Daniela no supo si entendía mal el inglés de la chica. Creía que no, que entendía bien, incluso ella misma podría admitir la búsqueda de cierto exotismo, pero de todas maneras le movió el piso una declaración tan abierta: la pobreza. Daniela y el mundo del que venía también podían resultarle inspirador a esta joven australiana; podría decirle eso pensó, quién sabe. Pero no lo hizo. Dejó de lado el resentimiento y se dedicó a observar qué posibilidades habría de que ella, la australiana, se acostara con alguno de los hombres que tocaba el tambor desde hacía horas ahí al lado. Mientras les llevaban los tajines con cuscús y Ángel servía de las botellas de vino compradas en Ceuta, ellos acompasaban la cena. Enfundados en sus túnicas celestes, brillantes, ligeras, con pañuelos a modo de turbantes. La chica los miraba con ojitos chispeantes sin haber fumado nada y ellos respondían de la misma manera. Ángel y Madrás intercambiaban palabras en árabe, casi al oído. Daniela pensaba qué posibilidades habría de que todo ocurriera como en una novela de Paul Bowles. El hombre que se sentó junto a ella en el patio cuando la luna ya estaba alta le dijo con voz muy suave, muy cerca de los ojos, demasiado cerca: “Tú no hablas como español, hablas como bereber.”

A la madrugada Daniela salió de una de las habitaciones del hostal y rumbeó directo hacia el desierto. No había tiempo para buscar la cámara de fotos, la resignó. Ya no era importante. Fue caminando primero por un sendero plano, trepando por los médanos después hasta llegar a la cima de un médano alto y ancho cuando empezaba a clarear. Otros turistas caminaban cerca, habían salido de sus hostales como peregrinos, las huellas de sus pasos subían hasta la cresta, seguían por el filo delineado para después bajar y perderse. El aire frío, azulino. Todos de cara hacia el este, esperaban. Algunos se habían arrodillado, con sus brazos extendidos sobre la arena y rezaban. Daniela se sentó con las piernas cruzadas, los brazos sobre las piernas. Quieta. Ella también esperó. La bola de fuego líquido, imperturbable, ajena a cualquier idea de movimiento humano, apareció en ascenso. Despegándose. Deslizándose hacia el cielo y sobre las dunas, que ahora sí eran un mar de dunas, un oleaje sin movimiento aparente, como detenido. El tiempo parecía encapsulado y a la vez era evidente que no. Los colores viraban sin cortes, sin límites estrictos, se fundían uno en otro pero con nitidez asombrosa. El viento no era muy fuerte pero hacía remolinos en el oído, de nadie podía olvidar el silencio alrededor. Un intenso silencio naranja, diría Daniela, pensando que decía disparates. El viento barría la cresta de los médanos, los restos de la noche o del día como si fueran granos de arena; eran granos de arena, los irizaba, los levantaba, los dejaba en otro lado. Cambiaba simplemente la forma de las cosas. Fue un amanecer de materialidad absoluta. Y por eso mismo fulminante. Daniela eso también lo supo.

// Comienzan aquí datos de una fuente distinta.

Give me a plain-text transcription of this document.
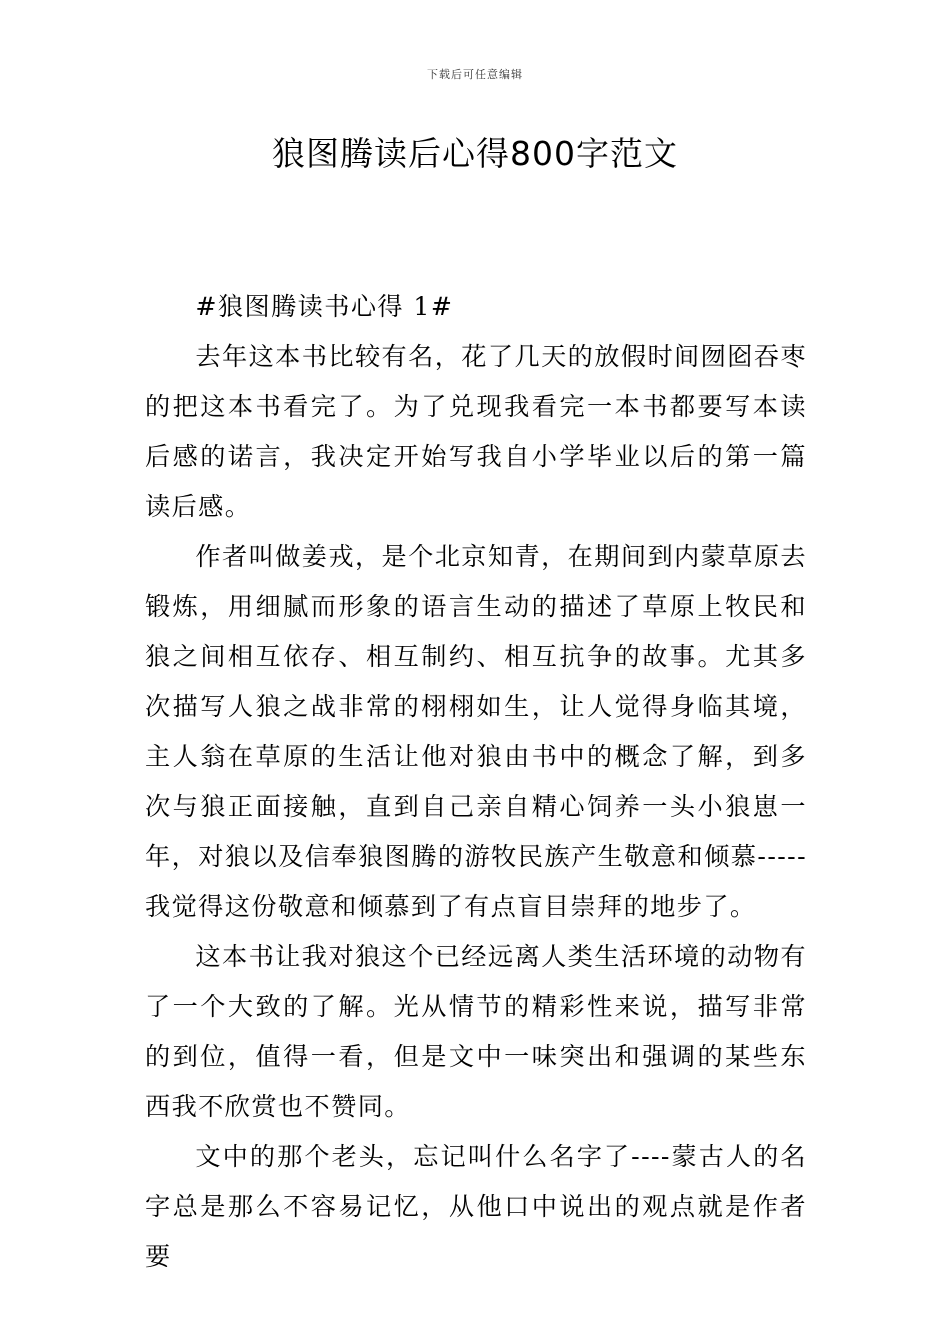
下载后可任意编辑
狼图腾读后心得800字范文

#狼图腾读书心得 1#

去年这本书比较有名，花了几天的放假时间囫囵吞枣的把这本书看完了。为了兑现我看完一本书都要写本读后感的诺言，我决定开始写我自小学毕业以后的第一篇读后感。

作者叫做姜戎，是个北京知青，在期间到内蒙草原去锻炼，用细腻而形象的语言生动的描述了草原上牧民和狼之间相互依存、相互制约、相互抗争的故事。尤其多次描写人狼之战非常的栩栩如生，让人觉得身临其境，主人翁在草原的生活让他对狼由书中的概念了解，到多次与狼正面接触，直到自己亲自精心饲养一头小狼崽一年，对狼以及信奉狼图腾的游牧民族产生敬意和倾慕-----我觉得这份敬意和倾慕到了有点盲目崇拜的地步了。

这本书让我对狼这个已经远离人类生活环境的动物有了一个大致的了解。光从情节的精彩性来说，描写非常的到位，值得一看，但是文中一味突出和强调的某些东西我不欣赏也不赞同。

文中的那个老头，忘记叫什么名字了----蒙古人的名字总是那么不容易记忆，从他口中说出的观点就是作者要
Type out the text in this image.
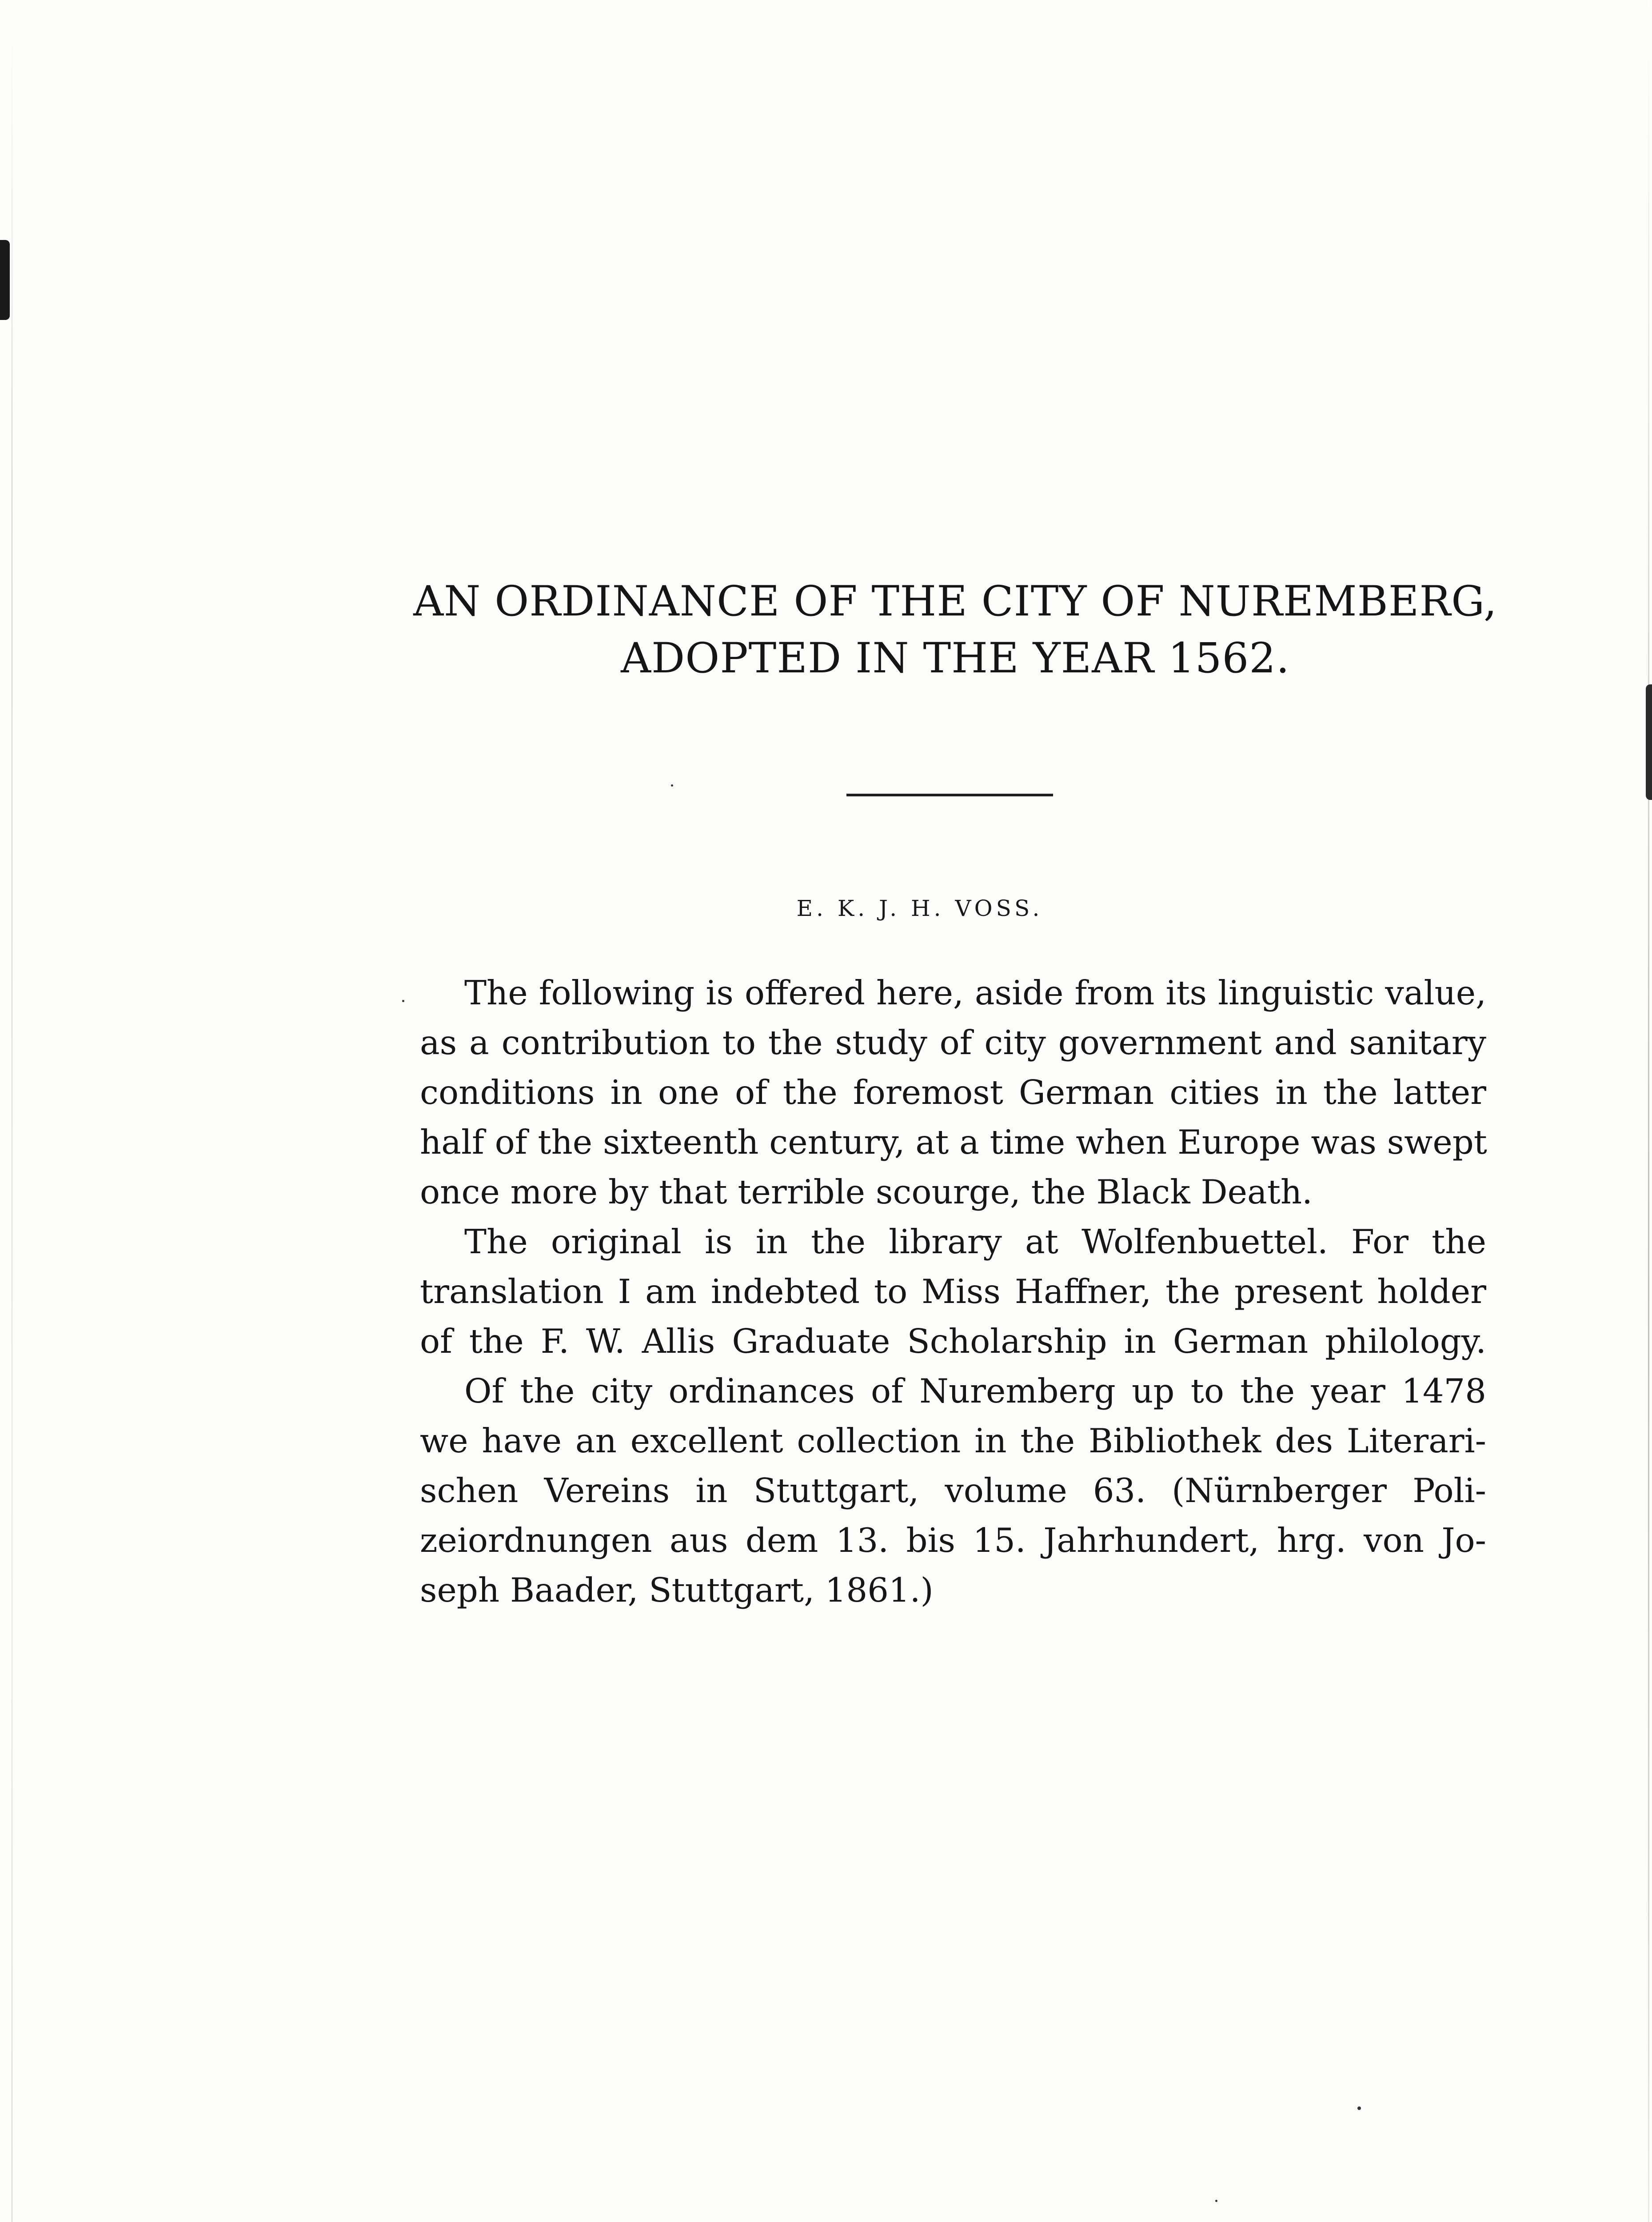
AN ORDINANCE OF THE CITY OF NUREMBERG,
ADOPTED IN THE YEAR 1562.
E. K. J. H. VOSS.
The following is offered here, aside from its linguistic value,
as a contribution to the study of city government and sanitary
conditions in one of the foremost German cities in the latter
half of the sixteenth century, at a time when Europe was swept
once more by that terrible scourge, the Black Death.
The original is in the library at Wolfenbuettel. For the
translation I am indebted to Miss Haffner, the present holder
of the F. W. Allis Graduate Scholarship in German philology.
Of the city ordinances of Nuremberg up to the year 1478
we have an excellent collection in the Bibliothek des Literari-
schen Vereins in Stuttgart, volume 63. (Nürnberger Poli-
zeiordnungen aus dem 13. bis 15. Jahrhundert, hrg. von Jo-
seph Baader, Stuttgart, 1861.)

Lo demás es una coda. Agarraron ruta enfilando hacia Marrakesh. No hablaban mucho entre sí. Ángel y Madrás deberían esperar otra oportunidad. Daniela había preferido el asiento trasero de la camioneta. Pasaron por un pueblo donde las mujeres eran una larga túnica negra. Usaban la miqab. Un rectángulo dejaba a la vista su frente, sus cejas, sus párpados, sus ojos. Daniela acusó el impacto sin palabras. Siguieron. Luego atravesaron los Atlas, luego los estudios de cine donde filmaban a bajo costo películas para Hollywood.

Daniela llegó finalmente a Marrakesh y cumplió sus funciones en las oficinas de Repsol ligeramente más aclimatada. Se sintió más cómoda, así, disfrazada de muchachito.